A typical use case are data pipelines where the data is partitioned over multiple files using a hive like partitioning scheme:
incoming/date=2019-01-01/part1.parquet
incoming/date=2019-01-01/part2.parquet
incoming/date=2019-01-01/part3.parquet
incoming/date=2019-01-02/part1.parquet
incoming/date=2019-01-02/part2.parquet
...
If you work with large datasets with thousands of files moving a daily
subset of the data to a processed
state would have involved looping
over the files in the azure blob API and moving each file individually.
This is not only inconvenient and rather slow but also lacks the
characteristics of an atomic operation.
With the new azure data lake API it is now easily possible to do in one operation:
directory_client = filesystem_client.get_directory_client('processed')
directory_client.create_directory()
directory_client = filesystem_client.get_directory_client('incoming/date=2019-01-01')
directory_client.rename_directory('testfs/processed/date=2019-01-01')
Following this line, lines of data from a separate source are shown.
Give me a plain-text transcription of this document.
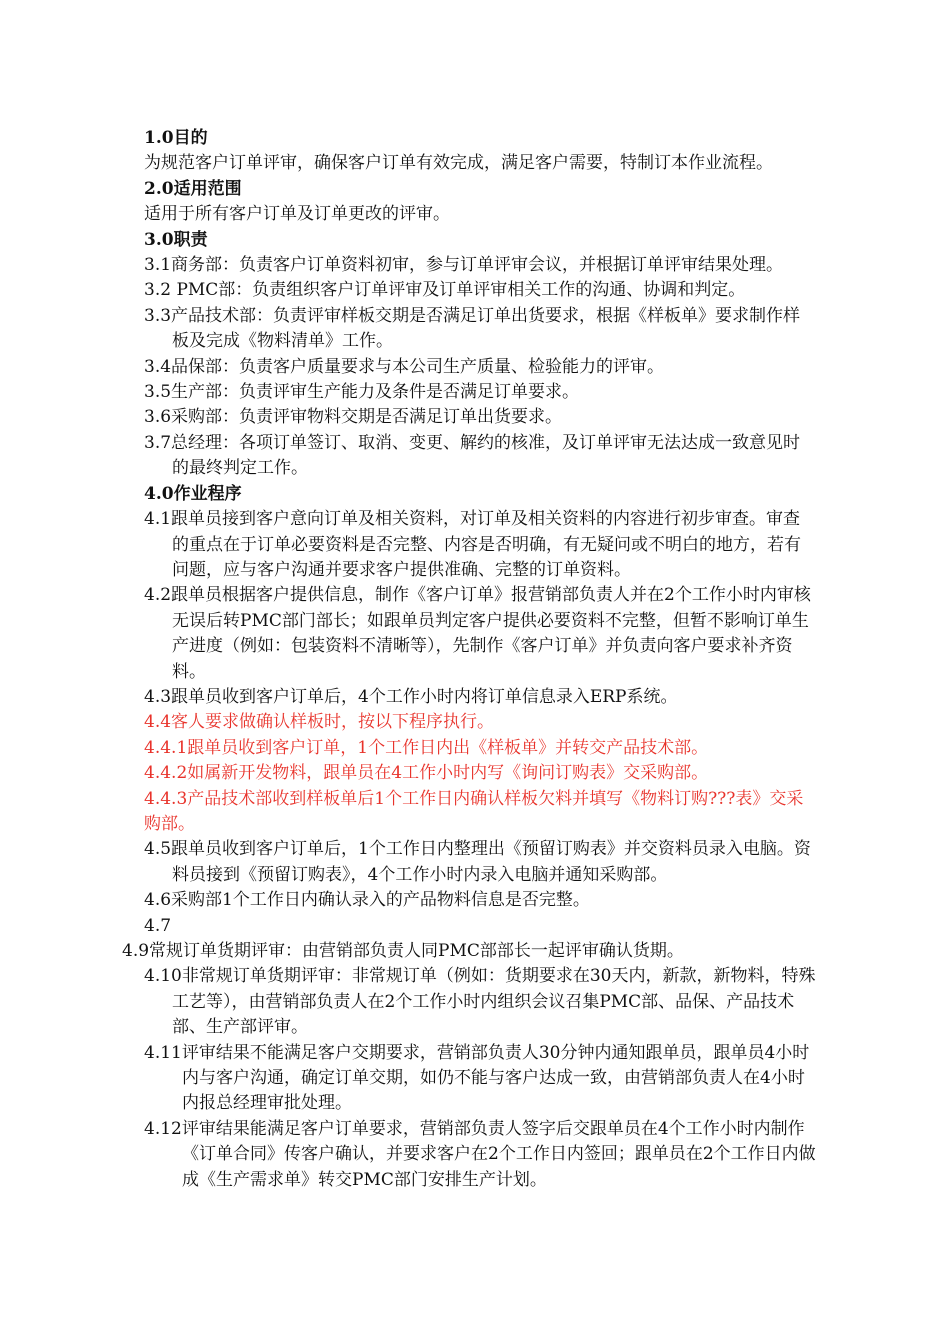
1.0目的

为规范客户订单评审，确保客户订单有效完成，满足客户需要，特制订本作业流程。

2.0适用范围

适用于所有客户订单及订单更改的评审。

3.0职责

3.1商务部：负责客户订单资料初审，参与订单评审会议，并根据订单评审结果处理。

3.2 PMC部：负责组织客户订单评审及订单评审相关工作的沟通、协调和判定。

3.3产品技术部：负责评审样板交期是否满足订单出货要求，根据《样板单》要求制作样板及完成《物料清单》工作。

3.4品保部：负责客户质量要求与本公司生产质量、检验能力的评审。

3.5生产部：负责评审生产能力及条件是否满足订单要求。

3.6采购部：负责评审物料交期是否满足订单出货要求。

3.7总经理：各项订单签订、取消、变更、解约的核准，及订单评审无法达成一致意见时的最终判定工作。

4.0作业程序

4.1跟单员接到客户意向订单及相关资料，对订单及相关资料的内容进行初步审查。审查的重点在于订单必要资料是否完整、内容是否明确，有无疑问或不明白的地方，若有问题，应与客户沟通并要求客户提供准确、完整的订单资料。

4.2跟单员根据客户提供信息，制作《客户订单》报营销部负责人并在2个工作小时内审核无误后转PMC部门部长；如跟单员判定客户提供必要资料不完整，但暂不影响订单生产进度（例如：包装资料不清晰等），先制作《客户订单》并负责向客户要求补齐资料。

4.3跟单员收到客户订单后，4个工作小时内将订单信息录入ERP系统。

4.4客人要求做确认样板时，按以下程序执行。

4.4.1跟单员收到客户订单，1个工作日内出《样板单》并转交产品技术部。

4.4.2如属新开发物料，跟单员在4工作小时内写《询问订购表》交采购部。

4.4.3产品技术部收到样板单后1个工作日内确认样板欠料并填写《物料订购???表》交采购部。

4.5跟单员收到客户订单后，1个工作日内整理出《预留订购表》并交资料员录入电脑。资料员接到《预留订购表》，4个工作小时内录入电脑并通知采购部。

4.6采购部1个工作日内确认录入的产品物料信息是否完整。

4.7

4.9常规订单货期评审：由营销部负责人同PMC部部长一起评审确认货期。

4.10非常规订单货期评审：非常规订单（例如：货期要求在30天内，新款，新物料，特殊工艺等），由营销部负责人在2个工作小时内组织会议召集PMC部、品保、产品技术部、生产部评审。

4.11评审结果不能满足客户交期要求，营销部负责人30分钟内通知跟单员，跟单员4小时内与客户沟通，确定订单交期，如仍不能与客户达成一致，由营销部负责人在4小时内报总经理审批处理。

4.12评审结果能满足客户订单要求，营销部负责人签字后交跟单员在4个工作小时内制作《订单合同》传客户确认，并要求客户在2个工作日内签回；跟单员在2个工作日内做成《生产需求单》转交PMC部门安排生产计划。
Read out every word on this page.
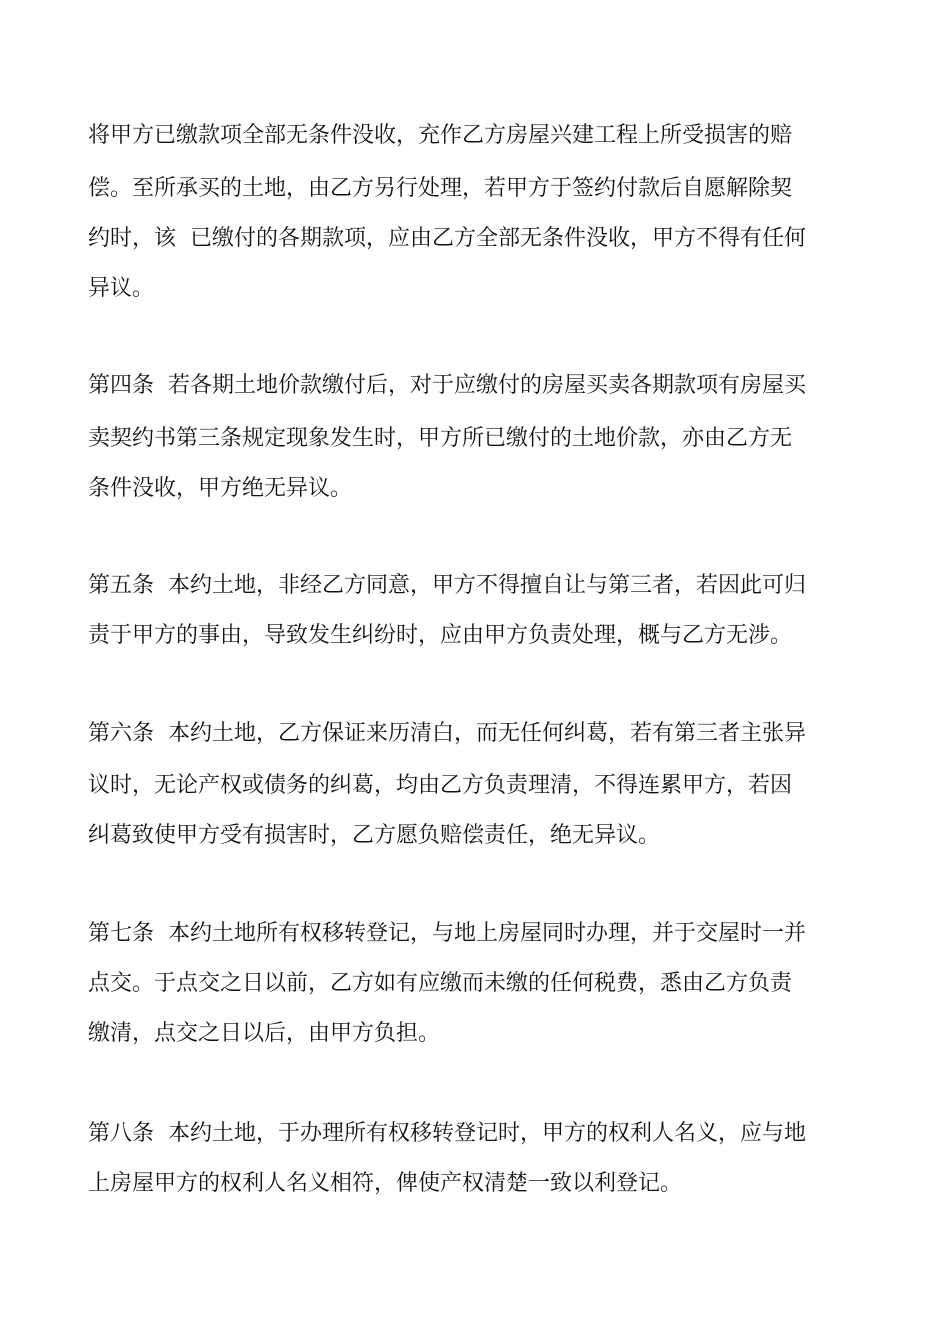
将甲方已缴款项全部无条件没收，充作乙方房屋兴建工程上所受损害的赔

偿。至所承买的土地，由乙方另行处理，若甲方于签约付款后自愿解除契

约时，该  已缴付的各期款项，应由乙方全部无条件没收，甲方不得有任何

异议。

第四条  若各期土地价款缴付后，对于应缴付的房屋买卖各期款项有房屋买

卖契约书第三条规定现象发生时，甲方所已缴付的土地价款，亦由乙方无

条件没收，甲方绝无异议。

第五条  本约土地，非经乙方同意，甲方不得擅自让与第三者，若因此可归

责于甲方的事由，导致发生纠纷时，应由甲方负责处理，概与乙方无涉。

第六条  本约土地，乙方保证来历清白，而无任何纠葛，若有第三者主张异

议时，无论产权或债务的纠葛，均由乙方负责理清，不得连累甲方，若因

纠葛致使甲方受有损害时，乙方愿负赔偿责任，绝无异议。

第七条  本约土地所有权移转登记，与地上房屋同时办理，并于交屋时一并

点交。于点交之日以前，乙方如有应缴而未缴的任何税费，悉由乙方负责

缴清，点交之日以后，由甲方负担。

第八条  本约土地，于办理所有权移转登记时，甲方的权利人名义，应与地

上房屋甲方的权利人名义相符，俾使产权清楚一致以利登记。
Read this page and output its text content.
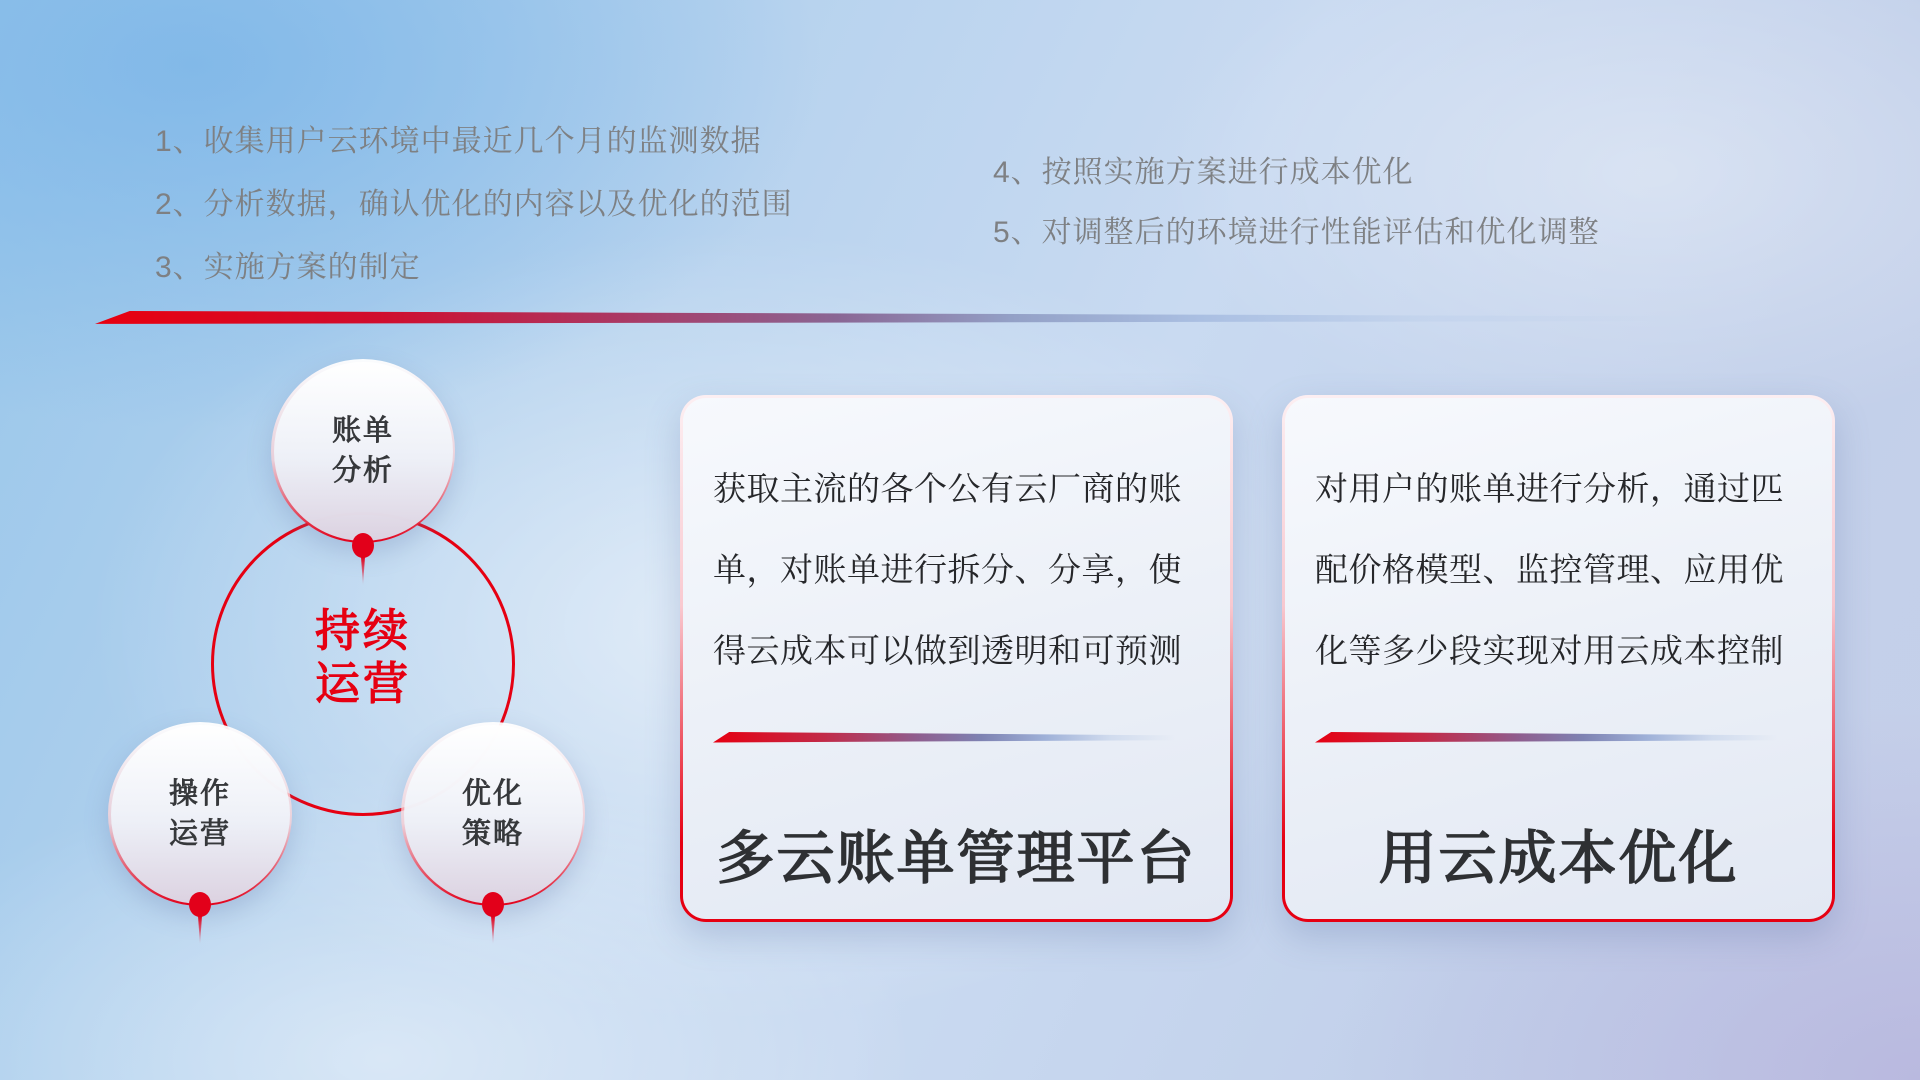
1、收集用户云环境中最近几个月的监测数据
2、分析数据，确认优化的内容以及优化的范围
3、实施方案的制定
4、按照实施方案进行成本优化
5、对调整后的环境进行性能评估和优化调整
持续
运营
账单
分析
操作
运营
优化
策略
获取主流的各个公有云厂商的账单，对账单进行拆分、分享，使得云成本可以做到透明和可预测
多云账单管理平台
对用户的账单进行分析，通过匹配价格模型、监控管理、应用优化等多少段实现对用云成本控制
用云成本优化
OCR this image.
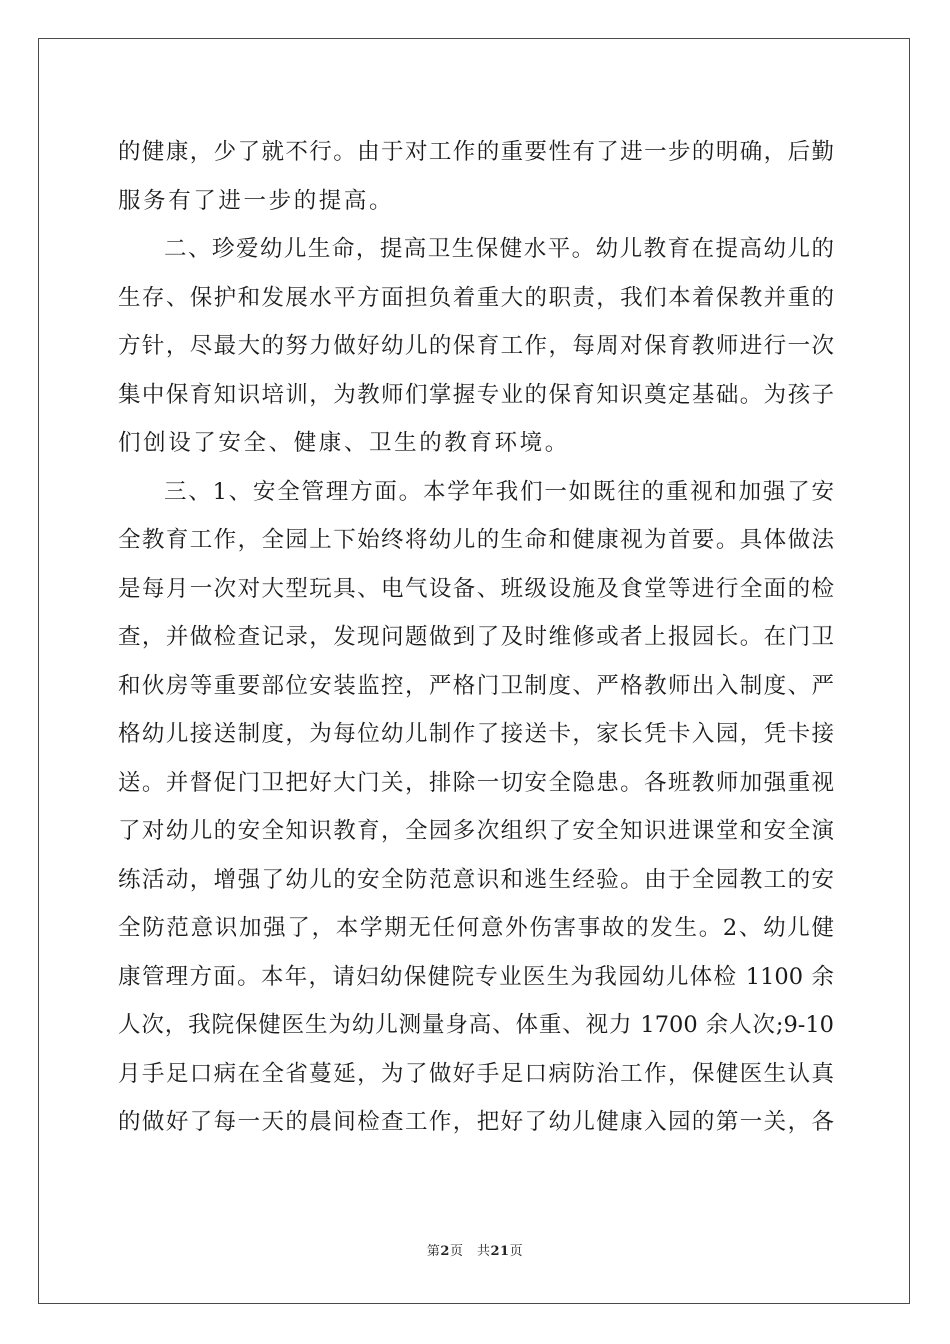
的健康，少了就不行。由于对工作的重要性有了进一步的明确，后勤
服务有了进一步的提高。
二、珍爱幼儿生命，提高卫生保健水平。幼儿教育在提高幼儿的
生存、保护和发展水平方面担负着重大的职责，我们本着保教并重的
方针，尽最大的努力做好幼儿的保育工作，每周对保育教师进行一次
集中保育知识培训，为教师们掌握专业的保育知识奠定基础。为孩子
们创设了安全、健康、卫生的教育环境。
三、1、安全管理方面。本学年我们一如既往的重视和加强了安
全教育工作，全园上下始终将幼儿的生命和健康视为首要。具体做法
是每月一次对大型玩具、电气设备、班级设施及食堂等进行全面的检
查，并做检查记录，发现问题做到了及时维修或者上报园长。在门卫
和伙房等重要部位安装监控，严格门卫制度、严格教师出入制度、严
格幼儿接送制度，为每位幼儿制作了接送卡，家长凭卡入园，凭卡接
送。并督促门卫把好大门关，排除一切安全隐患。各班教师加强重视
了对幼儿的安全知识教育，全园多次组织了安全知识进课堂和安全演
练活动，增强了幼儿的安全防范意识和逃生经验。由于全园教工的安
全防范意识加强了，本学期无任何意外伤害事故的发生。2、幼儿健
康管理方面。本年，请妇幼保健院专业医生为我园幼儿体检 1100 余
人次，我院保健医生为幼儿测量身高、体重、视力 1700 余人次;9-10
月手足口病在全省蔓延，为了做好手足口病防治工作，保健医生认真
的做好了每一天的晨间检查工作，把好了幼儿健康入园的第一关，各
第2页　共21页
[(i.name, i.is_directory) for i in filesystem_client.get_paths("")]
[('incoming', True),
('incoming/date=2019-01-02', True),
('incoming/date=2019-01-02/part1.parquet', False),
('incoming/date=2019-01-02/part2.parquet', False),
('processed', True),
('processed/date=2019-01-01', True),
('processed/date=2019-01-01/part1.parquet', False),
('processed/date=2019-01-01/part2.parquet', False),
('processed/date=2019-01-01/part3.parquet', False)
]
Deleting directories and files within is also supported as an atomic operation
directory_client = filesystem_client.get_directory_client('incoming/date=2019-01-02')
directory_client.delete_directory()
So especially the hierarchical namespace support and atomic operations make the new azure datalake API interesting for distributed data pipelines. Extra security features like POSIX permissions on individual directories and files are also notable.